Bénin: le point de la plaidoirie des avocats de la partie civile défendant l’Etat

Le procès relatif au dossier de collecte illégale de fonds et de placement a repris ce Lundi 4 Février 2019 par la plaidoirie des avocats. Successivement, les avocats de la partie civile, défendant l’Etat,  l’avocat de la partie civile défendant les victimes et les avocats des accusés. Lire-ci-dessous l’intervention des avocats de l’Etat.

Plaidoirie de Maître Marie-José GNONHOUÉ:

« Monsieur le président, Messieurs les membres de la Cour, aujourd’hui est un grand jour puisqu’il m’est accordé l’insigne honneur de prendre en premier la parole. Il est difficile à boire au fleuve de l’oubli c’est pourquoi je nous invite à avoir une pensée spéciale aux victimes. Avec tout ce que j’ai entendu et vu, le cœur fendu parce que, Monsieur Guy AKPLOGAN de son retour de la côte-d’ivoire s’est retrouvé avec ses amis fidèles de l’église du christianisme céleste pour mettre en place pour créer Icc services. Ils ont recouru à une technique de communication très efficace qui consiste à informer de bouches à oreilles ce qui leur a permis d’avoir beaucoup de clients.

Monsieur le président, il faut constater que Guy AKPLOGAN a été constant depuis le début du procès jusqu’à la fin des débats en disant qu’il a dans un moment donné procédé à un placement en ligne appelé E-Gold et après il a investi dans plusieurs d’autres activités à savoir l’imagerie, l’agriculture, etc. La question à poser est de savoir si ces investissements ont permis de payer les intérêts des déposants. Une mission diligentée par les institutions de contrôle des activités liées aux micro-finances n’ont pas pu les avoir dans un premier temps. C’est après cela qu’ils ont été reçus par la même institution en mars 2009.

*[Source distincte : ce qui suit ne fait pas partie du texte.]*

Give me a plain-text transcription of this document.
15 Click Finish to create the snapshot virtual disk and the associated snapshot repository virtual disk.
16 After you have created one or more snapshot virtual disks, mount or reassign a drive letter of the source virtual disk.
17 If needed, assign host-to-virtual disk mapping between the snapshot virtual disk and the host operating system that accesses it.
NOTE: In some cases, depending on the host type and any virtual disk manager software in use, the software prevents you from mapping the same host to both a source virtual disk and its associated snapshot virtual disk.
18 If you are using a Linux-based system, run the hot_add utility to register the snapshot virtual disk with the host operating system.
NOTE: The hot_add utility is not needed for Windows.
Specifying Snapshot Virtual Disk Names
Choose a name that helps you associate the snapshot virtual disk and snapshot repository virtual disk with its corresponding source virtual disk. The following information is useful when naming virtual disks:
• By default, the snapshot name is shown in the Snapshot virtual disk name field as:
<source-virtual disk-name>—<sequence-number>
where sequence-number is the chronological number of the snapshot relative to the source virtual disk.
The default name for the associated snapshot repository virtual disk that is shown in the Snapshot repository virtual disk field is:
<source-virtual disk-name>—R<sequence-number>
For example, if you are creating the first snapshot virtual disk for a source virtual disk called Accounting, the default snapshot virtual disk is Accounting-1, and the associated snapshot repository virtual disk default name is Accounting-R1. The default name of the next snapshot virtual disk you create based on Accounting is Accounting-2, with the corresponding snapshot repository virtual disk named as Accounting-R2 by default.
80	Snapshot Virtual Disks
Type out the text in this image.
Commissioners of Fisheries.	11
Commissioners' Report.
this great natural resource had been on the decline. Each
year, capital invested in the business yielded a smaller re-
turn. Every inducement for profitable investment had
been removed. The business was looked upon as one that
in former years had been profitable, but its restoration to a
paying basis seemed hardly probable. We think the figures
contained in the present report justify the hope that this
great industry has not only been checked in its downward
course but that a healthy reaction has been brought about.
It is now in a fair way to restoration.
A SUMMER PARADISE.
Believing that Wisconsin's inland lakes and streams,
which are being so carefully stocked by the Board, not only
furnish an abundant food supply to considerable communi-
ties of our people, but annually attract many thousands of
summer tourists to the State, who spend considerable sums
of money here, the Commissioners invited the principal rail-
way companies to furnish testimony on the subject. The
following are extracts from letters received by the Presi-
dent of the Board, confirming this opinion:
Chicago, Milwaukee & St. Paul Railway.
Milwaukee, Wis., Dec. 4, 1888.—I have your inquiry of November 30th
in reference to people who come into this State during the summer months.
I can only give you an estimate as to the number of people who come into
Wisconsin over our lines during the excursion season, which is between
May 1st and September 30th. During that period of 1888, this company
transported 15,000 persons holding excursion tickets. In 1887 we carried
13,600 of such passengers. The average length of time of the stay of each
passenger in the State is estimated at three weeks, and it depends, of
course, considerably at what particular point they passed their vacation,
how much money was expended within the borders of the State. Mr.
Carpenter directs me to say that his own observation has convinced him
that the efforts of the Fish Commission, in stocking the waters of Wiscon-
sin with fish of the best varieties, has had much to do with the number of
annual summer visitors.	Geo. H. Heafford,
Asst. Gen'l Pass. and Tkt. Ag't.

Il va sans dire au regard de plusieurs autres faits et actes, que l’Etat Béninois a joué un grand rôle pour empêcher cette activité. Sommés de régulariser leurs activités et après étude, le dossier a été rejeté. Mieux, l’Etat a introduit une plainte contre les promoteurs de Icc services. Et je me demande si l’Etat n’a pas joué son rôle. Je voudrais rappeler qu’il est mentionné sur les contrats que Icc services après avoir reçu les fonds des déposants, a procédé au placement en ligne donc les déposants sont suffisamment informés de ce qui est fait de leurs sous. Je voudrais de ce fait remettre la parole à Maître Spéro QUENUM pour aborder le côté technique de ce dossier. »

Intervention de Maître Spéro QUENUM:

« Sur la constitution des infractions, je sais le Procureur spécial très outillé pour nous éclairer sur cette affaire. Concernant l’escroquerie, sont concernés, Guy AKPLOGAN, Émile TEGBENOU, Clément SOHOUNOU, Pamphile DOHOU.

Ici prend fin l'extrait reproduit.